Major midstream and downstream companies like Plains All American ( PAA) , Enterprise Products Partners ( EPD) , Phillips 66 ( PSX) and Magellan Midstream ( MMP) have raced to build a series of pipelines connecting West Texas to the Gulf Coast. Several of those projects are scheduled to be completed next year. But what would happen to crude oil prices if some or all of those projects are delayed?
The answer -- there's nothing producers can do as they are land-locked in this part of the country, which is lacking not only in infrastructure but also in trained workers. Today there's a shortage of truckers and trucks available to haul crude, and Crude-by-Rail has also become a limited option.

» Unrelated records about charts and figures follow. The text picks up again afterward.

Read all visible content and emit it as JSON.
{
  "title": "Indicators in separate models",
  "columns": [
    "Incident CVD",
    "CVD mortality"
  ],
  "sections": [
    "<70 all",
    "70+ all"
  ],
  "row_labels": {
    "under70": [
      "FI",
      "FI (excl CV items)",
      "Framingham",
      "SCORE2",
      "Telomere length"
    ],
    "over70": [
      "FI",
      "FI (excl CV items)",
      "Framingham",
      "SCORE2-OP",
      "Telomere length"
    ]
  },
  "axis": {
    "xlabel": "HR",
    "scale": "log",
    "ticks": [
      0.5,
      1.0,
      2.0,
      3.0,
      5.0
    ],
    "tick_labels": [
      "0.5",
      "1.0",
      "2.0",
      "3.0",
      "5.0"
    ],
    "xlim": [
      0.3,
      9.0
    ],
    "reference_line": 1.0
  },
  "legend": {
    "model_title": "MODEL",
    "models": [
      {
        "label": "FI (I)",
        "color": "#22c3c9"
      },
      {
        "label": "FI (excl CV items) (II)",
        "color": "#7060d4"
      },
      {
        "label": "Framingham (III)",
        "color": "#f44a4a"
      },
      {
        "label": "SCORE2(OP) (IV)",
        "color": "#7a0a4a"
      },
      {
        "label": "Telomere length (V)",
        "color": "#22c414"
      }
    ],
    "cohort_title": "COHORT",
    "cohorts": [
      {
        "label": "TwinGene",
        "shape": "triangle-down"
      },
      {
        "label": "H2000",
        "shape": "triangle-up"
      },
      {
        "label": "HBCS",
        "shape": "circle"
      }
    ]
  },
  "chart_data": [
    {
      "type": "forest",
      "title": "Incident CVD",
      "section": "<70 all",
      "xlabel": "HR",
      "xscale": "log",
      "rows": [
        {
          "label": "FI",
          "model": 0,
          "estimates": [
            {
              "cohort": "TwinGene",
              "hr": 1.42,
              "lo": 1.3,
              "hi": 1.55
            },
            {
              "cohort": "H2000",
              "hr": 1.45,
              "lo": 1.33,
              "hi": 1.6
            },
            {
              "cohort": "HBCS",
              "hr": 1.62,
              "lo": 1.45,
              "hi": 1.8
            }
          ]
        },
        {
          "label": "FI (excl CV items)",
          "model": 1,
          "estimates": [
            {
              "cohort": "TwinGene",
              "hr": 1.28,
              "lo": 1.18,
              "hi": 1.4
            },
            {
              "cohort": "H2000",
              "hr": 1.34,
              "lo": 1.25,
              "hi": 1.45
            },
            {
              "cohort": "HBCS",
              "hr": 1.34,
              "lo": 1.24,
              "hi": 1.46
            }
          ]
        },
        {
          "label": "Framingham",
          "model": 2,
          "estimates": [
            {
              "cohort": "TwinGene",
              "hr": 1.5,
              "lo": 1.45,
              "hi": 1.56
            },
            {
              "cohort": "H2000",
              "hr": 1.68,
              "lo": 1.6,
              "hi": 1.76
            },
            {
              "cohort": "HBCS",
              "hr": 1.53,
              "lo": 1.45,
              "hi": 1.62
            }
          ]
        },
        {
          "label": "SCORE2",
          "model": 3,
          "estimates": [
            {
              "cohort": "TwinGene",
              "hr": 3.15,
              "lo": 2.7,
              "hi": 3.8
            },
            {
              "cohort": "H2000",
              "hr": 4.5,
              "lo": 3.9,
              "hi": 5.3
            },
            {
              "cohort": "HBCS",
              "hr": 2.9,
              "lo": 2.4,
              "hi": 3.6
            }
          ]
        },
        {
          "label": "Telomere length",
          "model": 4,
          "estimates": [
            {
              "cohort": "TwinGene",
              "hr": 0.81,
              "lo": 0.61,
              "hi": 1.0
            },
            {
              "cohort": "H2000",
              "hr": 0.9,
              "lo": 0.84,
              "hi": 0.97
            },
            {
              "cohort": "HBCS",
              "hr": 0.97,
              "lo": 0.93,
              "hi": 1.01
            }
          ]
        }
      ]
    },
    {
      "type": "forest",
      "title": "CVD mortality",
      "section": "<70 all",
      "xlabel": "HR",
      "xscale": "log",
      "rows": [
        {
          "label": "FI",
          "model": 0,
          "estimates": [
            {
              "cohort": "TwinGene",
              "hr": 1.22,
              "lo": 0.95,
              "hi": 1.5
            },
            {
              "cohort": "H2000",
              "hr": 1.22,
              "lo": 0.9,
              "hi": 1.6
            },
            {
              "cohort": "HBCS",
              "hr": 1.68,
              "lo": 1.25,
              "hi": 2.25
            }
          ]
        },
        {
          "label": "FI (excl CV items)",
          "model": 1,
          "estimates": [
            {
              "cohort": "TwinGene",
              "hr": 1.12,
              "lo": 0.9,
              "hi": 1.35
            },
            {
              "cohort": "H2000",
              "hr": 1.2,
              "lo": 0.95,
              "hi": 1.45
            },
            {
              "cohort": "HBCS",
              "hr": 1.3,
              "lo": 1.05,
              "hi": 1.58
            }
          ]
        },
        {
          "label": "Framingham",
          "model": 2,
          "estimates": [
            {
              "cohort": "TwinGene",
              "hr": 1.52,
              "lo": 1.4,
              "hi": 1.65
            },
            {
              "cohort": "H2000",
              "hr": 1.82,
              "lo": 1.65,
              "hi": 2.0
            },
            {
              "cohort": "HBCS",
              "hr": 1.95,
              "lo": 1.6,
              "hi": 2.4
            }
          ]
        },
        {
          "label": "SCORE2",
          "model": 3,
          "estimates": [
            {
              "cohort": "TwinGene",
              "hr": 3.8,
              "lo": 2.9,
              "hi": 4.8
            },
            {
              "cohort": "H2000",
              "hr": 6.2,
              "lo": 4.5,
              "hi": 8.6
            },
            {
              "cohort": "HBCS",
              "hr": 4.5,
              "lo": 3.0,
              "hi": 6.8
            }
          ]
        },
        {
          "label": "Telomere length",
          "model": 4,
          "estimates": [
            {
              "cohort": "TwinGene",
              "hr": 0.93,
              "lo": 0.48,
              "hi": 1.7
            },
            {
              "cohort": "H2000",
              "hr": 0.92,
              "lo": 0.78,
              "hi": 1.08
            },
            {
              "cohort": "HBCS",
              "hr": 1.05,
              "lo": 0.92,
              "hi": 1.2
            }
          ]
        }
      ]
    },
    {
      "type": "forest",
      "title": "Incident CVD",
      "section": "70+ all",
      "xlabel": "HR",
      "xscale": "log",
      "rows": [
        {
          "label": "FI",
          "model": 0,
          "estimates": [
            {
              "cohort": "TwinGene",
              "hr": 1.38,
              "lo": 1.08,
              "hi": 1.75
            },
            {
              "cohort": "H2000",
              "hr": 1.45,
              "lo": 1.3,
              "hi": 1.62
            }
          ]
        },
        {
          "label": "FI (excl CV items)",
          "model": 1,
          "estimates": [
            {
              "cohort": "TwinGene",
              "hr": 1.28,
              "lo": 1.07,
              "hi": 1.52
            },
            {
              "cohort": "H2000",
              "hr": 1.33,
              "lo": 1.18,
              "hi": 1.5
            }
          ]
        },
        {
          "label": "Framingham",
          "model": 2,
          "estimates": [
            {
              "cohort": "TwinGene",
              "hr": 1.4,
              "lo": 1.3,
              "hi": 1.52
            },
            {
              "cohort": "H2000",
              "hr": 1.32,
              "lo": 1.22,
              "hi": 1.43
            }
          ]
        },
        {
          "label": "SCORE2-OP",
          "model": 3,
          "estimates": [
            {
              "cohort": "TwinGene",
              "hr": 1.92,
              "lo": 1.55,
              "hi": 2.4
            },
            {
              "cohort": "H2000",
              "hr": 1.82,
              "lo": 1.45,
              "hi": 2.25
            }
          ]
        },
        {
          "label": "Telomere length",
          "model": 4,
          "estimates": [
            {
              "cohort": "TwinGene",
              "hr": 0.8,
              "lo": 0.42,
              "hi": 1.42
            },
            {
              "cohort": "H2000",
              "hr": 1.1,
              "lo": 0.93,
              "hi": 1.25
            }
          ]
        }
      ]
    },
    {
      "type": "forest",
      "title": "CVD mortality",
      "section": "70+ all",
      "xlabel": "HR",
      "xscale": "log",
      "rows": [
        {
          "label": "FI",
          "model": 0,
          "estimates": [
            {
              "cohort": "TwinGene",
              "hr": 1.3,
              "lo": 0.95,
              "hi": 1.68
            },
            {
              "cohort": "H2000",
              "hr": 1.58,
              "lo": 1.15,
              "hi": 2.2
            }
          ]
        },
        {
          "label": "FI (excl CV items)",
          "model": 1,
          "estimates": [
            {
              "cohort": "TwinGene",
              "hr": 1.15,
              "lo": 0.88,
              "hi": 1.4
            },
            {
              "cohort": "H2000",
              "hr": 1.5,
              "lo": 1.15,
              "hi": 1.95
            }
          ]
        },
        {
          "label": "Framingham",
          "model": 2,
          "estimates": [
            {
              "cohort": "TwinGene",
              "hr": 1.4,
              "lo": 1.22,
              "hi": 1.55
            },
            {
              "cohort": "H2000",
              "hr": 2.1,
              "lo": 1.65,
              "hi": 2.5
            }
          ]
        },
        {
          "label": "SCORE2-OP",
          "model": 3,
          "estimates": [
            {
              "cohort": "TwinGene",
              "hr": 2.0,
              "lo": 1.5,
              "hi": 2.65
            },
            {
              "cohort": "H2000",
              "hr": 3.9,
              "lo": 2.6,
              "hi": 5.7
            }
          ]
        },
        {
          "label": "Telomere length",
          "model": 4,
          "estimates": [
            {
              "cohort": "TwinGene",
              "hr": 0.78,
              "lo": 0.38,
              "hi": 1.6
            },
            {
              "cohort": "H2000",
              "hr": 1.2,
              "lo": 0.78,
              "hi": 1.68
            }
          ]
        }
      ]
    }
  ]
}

As I've mentioned in prior columns, crude oil for delivery to Midland, Texas, where the local price of crude is set, has recently sold for $12 to $15 below the price of crude for delivery in Cushing, Okla., which is a major crude oil trading hub in North America. This discount reflects the added cost getting oil to refineries and export facilities out of the region using trucks and trains.
A report this week by energy consultancy Wood McKenzie has brought to light what Permian producers are doing to mitigate this possibility, protecting themselves against a further drop in price differentials. According to Wood McKenzie, hedges have increased more than four-fold for some producers.
Companies like Concho Resources ( CXO) , Energen ( EGN) , and SM Energy ( SM) have substantially increased their 2020 Midland-Cushing differential hedging exposure since the beginning of the year, with EGN and SM hedging almost twice the volumes. What Wood McKenzie concluded is that Permian producers are worried that key pipeline projects won't be completed on schedule.
With oil production in the Permian Basin predicted to grow at a pace of 400,000 barrels a day per year until 2022, producers fear that they will not be able to get their crude out of the basin. Options include keeping it on the ground or entering into a hedging agreement with the banks.
While midstream operators like EPD, PAA, and MMP are racing to complete pipeline projects and expansions to help ease this congestion, more than 2 million barrels per day of capacity is slated to come online beginning in late 2019 and early 2020. As a result, the basin could be in a temporary medium-term, over-build.
Wood McKenzie predicts it could take more than a year before West Texas producers see sustained pricing relief.